Reviving the Scottish Tories

The Irn Lady pulled through – and the Scottish Conservatives survived. Had Murdo Fraser won, he would have renamed the party and left David Cameron running an England-only Conservative party. Yes, I can also imagine how much that would have upset them. But the day has been saved.

The kickboxing Ruth Davidson, committed to reviving rather than abandoning the brand, has triumphed. She already been hailed as the first openly Glaswegian leader of the party, and her supporters argued that Murdo lacked her charisma which is why his proposition was more radical.

I haven’t met either, and can’t comment. Except to say that Scotland remains a very large buffer zone between Cameron and proper control of No10. He actually won a majority of English seats last year and Michael Howard won the most English votes in 2005. Cameron can be forgiven for being exasperated with the Scots, but he needs them – under the current system – to actually win next time. And, of course, there’s the small matter of the independence referendum.

Davidson’s election should give Cameron the chance to start anew on his grandfather’s motherland. The Scottish Conservatives are not even hated anymore – voting for them is now seen as a harmless perversion like cross dressing or cricket. But Davidson, who could have been designed by a committee of A-lister fantasists, may be able to change that. Cameron needs her to succeed more badly than either would admit.
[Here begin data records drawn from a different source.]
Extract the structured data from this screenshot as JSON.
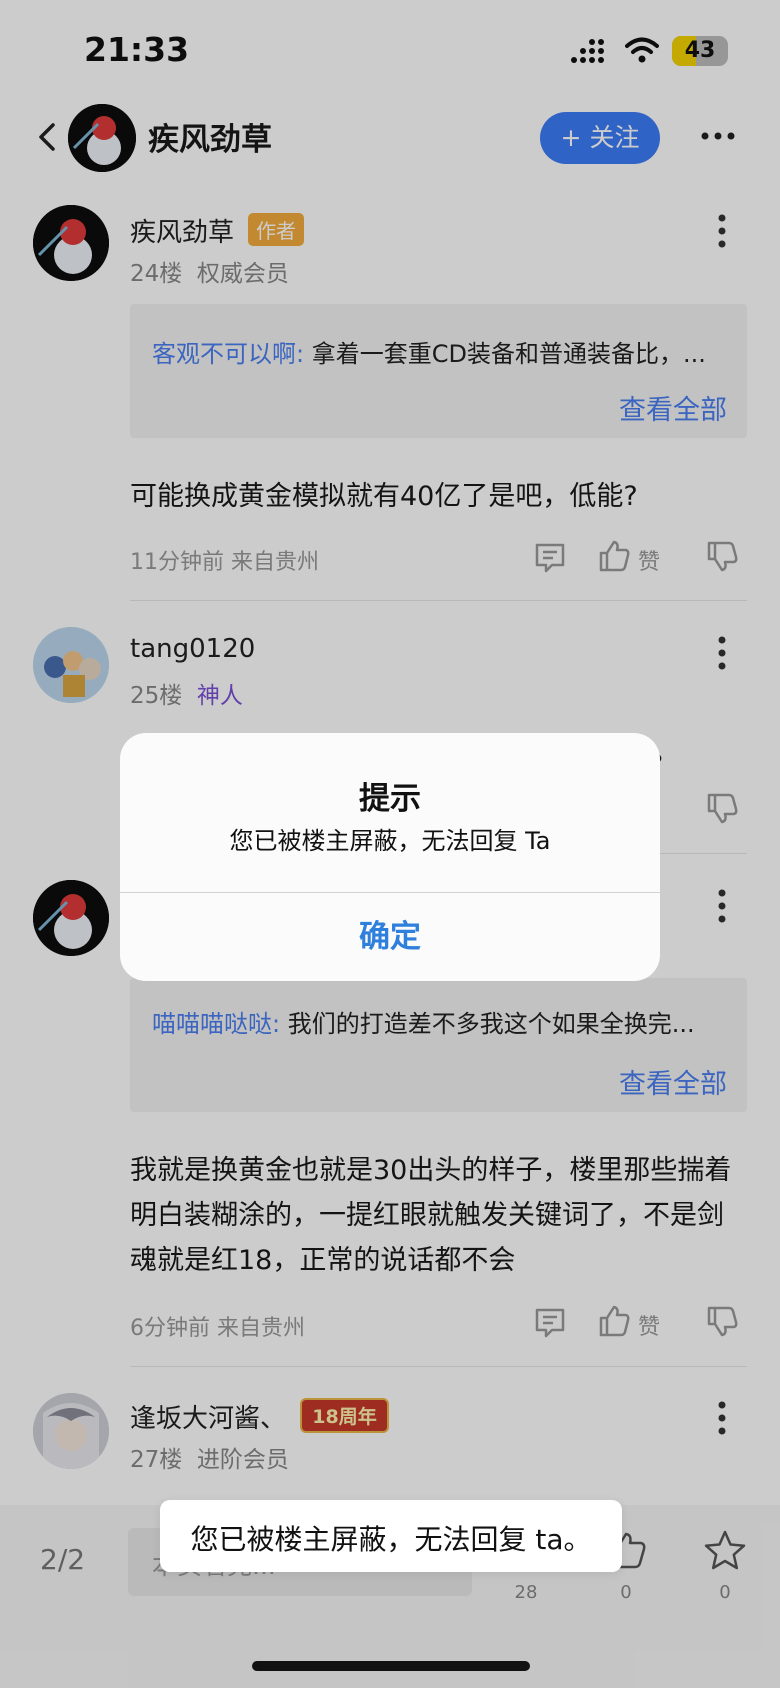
{
  "status_bar": {
    "time": "21:33",
    "battery_level": "43",
    "battery_fraction": 0.43
  },
  "header": {
    "title": "疾风劲草",
    "follow_label": "+ 关注"
  },
  "posts": [
    {
      "author": "疾风劲草",
      "author_tag": "作者",
      "floor": "24楼",
      "rank": "权威会员",
      "quote_user": "客观不可以啊:",
      "quote_text": "拿着一套重CD装备和普通装备比，...",
      "view_all": "查看全部",
      "body": "可能换成黄金模拟就有40亿了是吧，低能?",
      "time": "11分钟前 来自贵州",
      "like_label": "赞"
    },
    {
      "author": "tang0120",
      "floor": "25楼",
      "rank": "神人",
      "rank_color": "#7b4fd6",
      "partial_text": "。"
    },
    {
      "quote_user": "喵喵喵哒哒:",
      "quote_text": "我们的打造差不多我这个如果全换完...",
      "view_all": "查看全部",
      "body": "我就是换黄金也就是30出头的样子，楼里那些揣着明白装糊涂的，一提红眼就触发关键词了，不是剑魂就是红18，正常的说话都不会",
      "time": "6分钟前 来自贵州",
      "like_label": "赞"
    },
    {
      "author": "逢坂大河酱、",
      "badge": "18周年",
      "floor": "27楼",
      "rank": "进阶会员"
    }
  ],
  "dialog": {
    "title": "提示",
    "message": "您已被楼主屏蔽，无法回复 Ta",
    "confirm_label": "确定"
  },
  "bottom_bar": {
    "page_indicator": "2/2",
    "input_placeholder": "本页看完...",
    "comment_count": "28",
    "like_count": "0",
    "star_count": "0"
  },
  "toast": {
    "message": "您已被楼主屏蔽，无法回复 ta。"
  },
  "colors": {
    "accent": "#3b7cf7",
    "link": "#4a7ff0",
    "author_tag": "#f4ac3c",
    "dialog_button": "#2f7fdc"
  }
}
P.S. I was quite taken with Murdo Fraser’s idea of abolishing the Scottish Conservatives, and described the idea in a piece four years ago. Since then, the fortunes of the party have not changed. It’s a sad fact of devolution that the Tory leadership knows (and probably cares) more about the south of France than Scotland.

Holyrood has created a ken’t-yer-faither atmosphere which bores and mystifies Westminster MPs even more than it does Scots. The SNP used to be against devolution, seeing it as a unionist trap designed to lure them into administering Scotland as part of the UK. Salmond worked out that it would loosen the cultural and political ties, creating antagonisms.

It may well be that the union ends due more to English indifference than to Scottish agitation. The Cameroons know Scotland is a major problem, but talk as if they’d be intruding if they tried to solve it. They almost feel like foreigners. And that’s precisely the result the SNP want devolution to achieve.